Drunk History Spotlights Nichelle Nichols, the “First Black Woman in Space for Fake”
We all obviously love Nichelle Nichols for her role as Lieutenant Uhura on the original Star Trek (and several subsequent films). However, Nichols was also responsible for changing the game up for women, specifically black women, in real life, both in STEM fields and beyond. All this is paid respectful and hilarious tribute in the most recent episode of Drunk History.

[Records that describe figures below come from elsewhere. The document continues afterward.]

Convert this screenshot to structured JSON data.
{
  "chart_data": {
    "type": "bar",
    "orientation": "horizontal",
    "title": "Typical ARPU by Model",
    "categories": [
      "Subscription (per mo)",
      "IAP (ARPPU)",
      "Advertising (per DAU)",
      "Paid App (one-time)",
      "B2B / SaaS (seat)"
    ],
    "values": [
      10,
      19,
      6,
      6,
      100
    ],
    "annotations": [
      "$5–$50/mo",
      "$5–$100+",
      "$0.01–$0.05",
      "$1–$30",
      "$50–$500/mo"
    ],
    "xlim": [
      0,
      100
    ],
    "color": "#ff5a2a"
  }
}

Appropriately titled “Game Changers,” the episode of Drunk History that aired last night focuses on people (it being Black History Month, the show also appropriately focuses on all black people) who changed the game through their work in various fields. Music takes up a bunch of the episode, telling the stories of both the birth of hip-hop in 1970s New York and the story of Berry Gordy founding Motown Records.
However, the story that was the most relevant to our interests was that of Nichelle Nichols. The story is wonderfully and drunkenly told by comedian and Full Frontal writer, Ashley Nicole Black, and includes the time when Nichols (played by Raven-Symoné) met Martin Luther King Jr. (played by Jaleel White), and he convinced her to remain on Star Trek when she was considering moving on, because he loved the show and saw her as an inspiration to young black people who could for the first time see a black woman on television who wasn’t a servant.
It also gets into the story of her being half of television’s first interracial kiss on Star Trek along with William Shatner (played by Drunk History creator, Derek Waters).
Those stories I knew. What I didn’t know much about was just how instrumental she was in actively integrating NASA’s space program. Nichols gave a speech at NASA encouraging them to take inspiration from Star Trek and actively recruit a more inclusive group of astronauts.
As narrator Black explains, they didn’t “know anyone who wasn’t a white dude,” so they asked for Nichols’ help in that recruitment. Nichols ended up touring the country and recruiting Sally Ride, the first American woman in space, Guion Bluford, the first black man at NASA, and Mae Jemison, the first black woman in space.
So, as Black tells us, “So, Nichelle Nichols was, like, the first black lady to go to space for fake, and she recruited the first black lady to go to space for real. She literally integrated space.”
And how did Nichols feel about getting the Drunk History treatment? In an interview with Entertainment Weekly, she laughed, “Well, I don’t know what to think. But it was really funny and pretty good as a comedy version of what really happened.”